We can then skip over to India where a general election was just concluded. The rockstar-ish, towering political personality Narendra Modi, lost his majority in the Lok Sabha, India’s parliament, which needs 272 seats for its majority.
Modi’s BJP is down from 303 seats to 240. This represents a loss of 63 seats, requiring Modi to form a coalition in order to govern. Over his last term, Modi went in increasingly undemocratic directions, including press censorship, jailing of political opponents and open anti-Muslim lingo.
In fact, Modi and other Hindu hardliners in the BJP leadership are often referred to as the Bulldozer Baba, attributable to his policies that led to the bulldozing of entire Muslim settlements and places of worship and replacing them with Hindu establishments.
Previously, Modi was shy in admitting that his Indian Nationalists’ outlook and political rhetoric led to discrimination against Muslims.
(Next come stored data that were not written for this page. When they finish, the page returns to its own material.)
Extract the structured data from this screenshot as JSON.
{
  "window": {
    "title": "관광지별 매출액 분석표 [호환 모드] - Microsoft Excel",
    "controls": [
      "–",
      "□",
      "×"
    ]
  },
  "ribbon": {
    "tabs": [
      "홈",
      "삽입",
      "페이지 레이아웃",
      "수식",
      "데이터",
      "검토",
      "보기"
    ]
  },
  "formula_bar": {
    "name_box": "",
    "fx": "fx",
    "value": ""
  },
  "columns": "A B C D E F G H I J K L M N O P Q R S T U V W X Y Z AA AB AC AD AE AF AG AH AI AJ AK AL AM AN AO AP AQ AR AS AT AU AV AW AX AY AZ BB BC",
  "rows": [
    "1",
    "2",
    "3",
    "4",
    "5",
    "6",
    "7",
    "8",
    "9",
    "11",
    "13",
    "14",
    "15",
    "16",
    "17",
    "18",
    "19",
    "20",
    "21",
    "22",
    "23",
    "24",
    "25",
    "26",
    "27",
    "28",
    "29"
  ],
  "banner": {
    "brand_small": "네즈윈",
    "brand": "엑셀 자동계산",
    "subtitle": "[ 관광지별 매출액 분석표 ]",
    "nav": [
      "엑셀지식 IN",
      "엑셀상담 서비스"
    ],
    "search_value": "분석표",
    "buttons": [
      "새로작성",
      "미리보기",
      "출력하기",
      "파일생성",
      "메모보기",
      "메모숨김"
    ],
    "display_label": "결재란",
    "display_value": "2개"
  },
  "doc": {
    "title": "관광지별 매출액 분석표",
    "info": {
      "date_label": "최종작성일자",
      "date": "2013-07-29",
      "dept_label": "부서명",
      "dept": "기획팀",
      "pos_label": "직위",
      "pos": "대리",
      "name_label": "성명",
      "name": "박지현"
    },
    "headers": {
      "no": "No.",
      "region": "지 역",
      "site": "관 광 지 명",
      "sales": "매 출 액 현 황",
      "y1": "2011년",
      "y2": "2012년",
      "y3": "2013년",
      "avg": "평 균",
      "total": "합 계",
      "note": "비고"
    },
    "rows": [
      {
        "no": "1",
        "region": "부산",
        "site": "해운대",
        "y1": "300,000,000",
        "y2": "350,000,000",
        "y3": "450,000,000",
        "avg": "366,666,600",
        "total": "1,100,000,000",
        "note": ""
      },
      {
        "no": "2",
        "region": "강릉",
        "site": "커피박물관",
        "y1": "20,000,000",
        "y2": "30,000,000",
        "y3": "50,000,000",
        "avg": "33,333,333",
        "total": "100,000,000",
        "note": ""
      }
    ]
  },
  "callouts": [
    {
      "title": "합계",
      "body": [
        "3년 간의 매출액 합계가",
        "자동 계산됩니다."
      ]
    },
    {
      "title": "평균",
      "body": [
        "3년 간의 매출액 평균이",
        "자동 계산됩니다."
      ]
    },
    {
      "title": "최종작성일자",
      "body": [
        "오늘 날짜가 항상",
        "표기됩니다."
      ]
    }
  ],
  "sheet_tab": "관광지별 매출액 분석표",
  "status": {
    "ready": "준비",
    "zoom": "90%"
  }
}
However, during the 2024 election campaign, Modi seemed to have lifted all stops and openly made several speeches and ran political ads that openly referred to Muslims as “infiltrators.”
Modi is credited for lifting millions of Indian citizens out of poverty and is often praised for his sound economic policies and strategic international partnerships, along with growing geopolitical respect for India.
Despite these massive achievements credited to Modi, he has lost popularity and electoral returns at the ballot box. Modi’s biggest loss took place in the states of Uttar Pradesh and Maharashtra, which are fundamentalist Hindu dominant states.
Why? The very voters the discriminatory policies were intended to ‘protect and promote’ are loud in the chants, not in our name. They prefer ethnic and religious justice alongside democratic values.
I believe Guyana is no different. The party that demonstrates the greatest proclivity to equality, justice and democracy will make the greatest gains at the 2025 polls. At this juncture, I believe the Dr. Irfaan Ali led PPP/C is best positioned, given its message and outlook, to reach across Guyana’s ethnic divide and claim greater returns at the ballot box.
Further, given the post-2020 electoral demeanour of the main opposition and the display of undemocratic instincts at their internal party elections, have created the political aberration and threshing floor for loss of electoral support.
I have often lamented the one-horse pony the opposition rides, with shouts of racism, ethnic boycott and nothing else. Citizens are increasingly wearisome to voters who are seeking conciliation and creative solutions for peaceful coexistence.
The political opposition of Guyana continues to frame their activism around African discrimination to maintain their Afro-dominated support base via fearmongering. Like the voters of Uttar Pradesh and Maharashtra, African voters in Guyana will reject any policy or political rhetoric built on prejudice, even if it is intended to “defend” them. 2025 beckons, the message in Guyana is clear, not in our name!
DISCLAIMER: The views and opinions expressed in this column are solely those of the author and do not necessarily reflect the official policy or position of the Guyana National Newspapers Limited.